Beyond graft function impairment after liver transplantation: the prolonged cold ischemia time impact on recurrence of hepatocellular carcinoma after liver transplantation-a single-center retrospective study.

ABSTRACT

Purpose: Hepatocellular carcinoma (HCC) is one of the malignant tumors responsible for high mortality and recurrence rates.
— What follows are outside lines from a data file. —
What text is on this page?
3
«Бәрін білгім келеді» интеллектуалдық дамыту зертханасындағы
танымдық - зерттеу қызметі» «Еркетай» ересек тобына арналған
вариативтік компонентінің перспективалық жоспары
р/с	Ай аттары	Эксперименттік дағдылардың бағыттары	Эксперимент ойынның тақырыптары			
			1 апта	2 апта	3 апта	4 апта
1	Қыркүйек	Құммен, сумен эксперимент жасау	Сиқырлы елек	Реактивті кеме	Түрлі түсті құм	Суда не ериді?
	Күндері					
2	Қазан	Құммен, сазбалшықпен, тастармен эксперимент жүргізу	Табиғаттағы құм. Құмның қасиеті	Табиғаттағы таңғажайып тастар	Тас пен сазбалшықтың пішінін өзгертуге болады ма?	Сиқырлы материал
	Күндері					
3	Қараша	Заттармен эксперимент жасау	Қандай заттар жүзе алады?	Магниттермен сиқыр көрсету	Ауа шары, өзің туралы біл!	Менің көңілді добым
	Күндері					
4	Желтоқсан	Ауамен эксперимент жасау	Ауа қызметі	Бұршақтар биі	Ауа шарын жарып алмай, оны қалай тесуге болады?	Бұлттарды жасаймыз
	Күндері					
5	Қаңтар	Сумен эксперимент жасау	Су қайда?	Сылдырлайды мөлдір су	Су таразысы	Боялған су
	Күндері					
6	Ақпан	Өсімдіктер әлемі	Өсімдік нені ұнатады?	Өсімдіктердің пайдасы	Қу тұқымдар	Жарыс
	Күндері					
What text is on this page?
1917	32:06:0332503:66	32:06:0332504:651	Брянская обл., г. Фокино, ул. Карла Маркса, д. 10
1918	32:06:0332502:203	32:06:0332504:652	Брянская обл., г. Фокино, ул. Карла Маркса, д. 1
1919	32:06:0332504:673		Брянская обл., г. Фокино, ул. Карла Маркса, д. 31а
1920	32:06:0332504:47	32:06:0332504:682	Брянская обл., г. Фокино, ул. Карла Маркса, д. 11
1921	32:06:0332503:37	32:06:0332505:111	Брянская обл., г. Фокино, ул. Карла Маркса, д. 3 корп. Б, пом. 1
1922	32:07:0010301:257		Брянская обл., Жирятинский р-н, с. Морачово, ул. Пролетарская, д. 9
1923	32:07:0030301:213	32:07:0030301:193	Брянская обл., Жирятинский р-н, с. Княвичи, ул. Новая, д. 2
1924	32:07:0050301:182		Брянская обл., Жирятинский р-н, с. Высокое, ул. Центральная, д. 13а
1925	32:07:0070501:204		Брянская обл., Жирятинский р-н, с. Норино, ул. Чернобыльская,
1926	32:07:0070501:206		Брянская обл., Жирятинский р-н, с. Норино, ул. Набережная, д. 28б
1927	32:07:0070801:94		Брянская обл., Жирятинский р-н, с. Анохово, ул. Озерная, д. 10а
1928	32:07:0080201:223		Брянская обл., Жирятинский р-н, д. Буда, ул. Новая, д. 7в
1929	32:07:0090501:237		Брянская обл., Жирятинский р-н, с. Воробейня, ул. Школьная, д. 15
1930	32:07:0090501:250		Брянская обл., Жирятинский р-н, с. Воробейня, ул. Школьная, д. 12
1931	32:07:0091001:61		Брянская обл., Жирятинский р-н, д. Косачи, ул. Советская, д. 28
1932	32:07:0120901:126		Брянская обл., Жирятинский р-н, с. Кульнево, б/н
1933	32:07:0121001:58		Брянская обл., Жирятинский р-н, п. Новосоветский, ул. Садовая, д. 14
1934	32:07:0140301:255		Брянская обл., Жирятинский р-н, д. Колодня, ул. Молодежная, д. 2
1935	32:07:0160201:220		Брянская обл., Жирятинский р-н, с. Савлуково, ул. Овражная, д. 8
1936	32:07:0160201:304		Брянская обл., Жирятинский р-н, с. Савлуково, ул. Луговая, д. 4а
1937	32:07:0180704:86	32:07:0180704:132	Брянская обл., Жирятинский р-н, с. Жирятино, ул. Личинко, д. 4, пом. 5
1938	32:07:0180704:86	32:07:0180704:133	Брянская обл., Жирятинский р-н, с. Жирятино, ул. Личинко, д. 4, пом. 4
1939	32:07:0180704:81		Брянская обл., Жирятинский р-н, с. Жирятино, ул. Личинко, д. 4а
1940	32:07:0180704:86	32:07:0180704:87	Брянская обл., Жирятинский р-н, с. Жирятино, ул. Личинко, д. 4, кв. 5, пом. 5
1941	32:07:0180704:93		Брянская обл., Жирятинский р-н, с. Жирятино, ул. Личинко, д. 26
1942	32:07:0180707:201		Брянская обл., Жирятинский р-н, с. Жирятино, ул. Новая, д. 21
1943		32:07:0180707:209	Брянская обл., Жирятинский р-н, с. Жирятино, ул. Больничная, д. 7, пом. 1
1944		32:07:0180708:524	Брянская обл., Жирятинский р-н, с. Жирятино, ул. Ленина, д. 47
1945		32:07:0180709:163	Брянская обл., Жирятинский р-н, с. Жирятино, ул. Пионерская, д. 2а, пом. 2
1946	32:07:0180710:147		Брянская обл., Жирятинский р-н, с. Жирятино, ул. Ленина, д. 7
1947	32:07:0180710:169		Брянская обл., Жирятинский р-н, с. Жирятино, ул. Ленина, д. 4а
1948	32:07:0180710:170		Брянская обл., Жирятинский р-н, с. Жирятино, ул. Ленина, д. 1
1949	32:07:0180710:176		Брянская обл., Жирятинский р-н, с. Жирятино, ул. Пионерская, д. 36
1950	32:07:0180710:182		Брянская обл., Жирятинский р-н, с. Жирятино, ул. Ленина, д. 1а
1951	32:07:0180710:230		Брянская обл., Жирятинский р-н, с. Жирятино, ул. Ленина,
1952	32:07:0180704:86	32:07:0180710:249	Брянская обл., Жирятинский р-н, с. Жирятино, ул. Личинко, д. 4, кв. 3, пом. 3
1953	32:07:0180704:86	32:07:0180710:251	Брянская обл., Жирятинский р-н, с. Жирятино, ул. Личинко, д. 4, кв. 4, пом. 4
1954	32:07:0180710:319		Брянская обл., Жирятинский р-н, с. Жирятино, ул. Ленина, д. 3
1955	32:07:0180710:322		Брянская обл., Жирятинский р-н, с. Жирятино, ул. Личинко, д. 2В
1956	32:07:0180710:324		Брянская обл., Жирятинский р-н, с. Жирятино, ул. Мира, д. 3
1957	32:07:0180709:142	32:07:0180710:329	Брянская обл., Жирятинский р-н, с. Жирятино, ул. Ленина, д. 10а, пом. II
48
Although liver transplantation (LT) is an effective treatment option for HCC, ischemia-reperfusion injury (IRI) is a contributor to HCC recurrence after LT. Moreover, prolonged cold ischemia time (CIT) is a risk factor for IRI during LT, and there is insufficient clinical evidence regarding the impact of CIT on HCC recurrence after LT. Patients and Methods: This retrospective study analyzed 420 patients who underwent LT for HCC between February 2015 and November 2020 at The First Affiliated Hospital, Sun Yat-sen University. The duration of CIT was defined as the time from clamping of the donor aorta until portal reperfusion. Results: A total of 133 patients (31.7%) experienced tumor recurrence after LT, and CIT > 568 min was the independent risk factor for HCC recurrence (OR, 2.406; 95% CI [1.371-4.220]; p = 0.002). Multivariate Cox's regression analysis revealed that the recipients' gender, exceeding Milan criteria, poor differentiation, and alpha-fetoprotein (AFP) ≥400 ng/ml in CIT > 568 min group were independent risk factors for disease-free survival. The peak 7-day postoperative alanine aminotransferase (ALT) level (p < 0.001), the peak 7-day postoperative aspartate aminotransferase (AST) level (p < 0.001), the peak 7-day postoperative peak total bilirubin (TBIL) level (p = 0.012), and the incidence of early allograft dysfunction (EAD) (p = 0.006) were significantly higher in the CIT > 568 min group compared to the CIT ≤ 568 min group. Moreover, the amount of fresh frozen plasma (FFP) infusion during the operation increased (p = 0.02), and the time of mechanical ventilation postoperative was longer (p = 0.045). Conclusion: An effective strategy to improve the prognosis is to reduce CIT; this strategy lowers the recurrence of HCC in patients undergoing LT, especially those within the Milan criteria.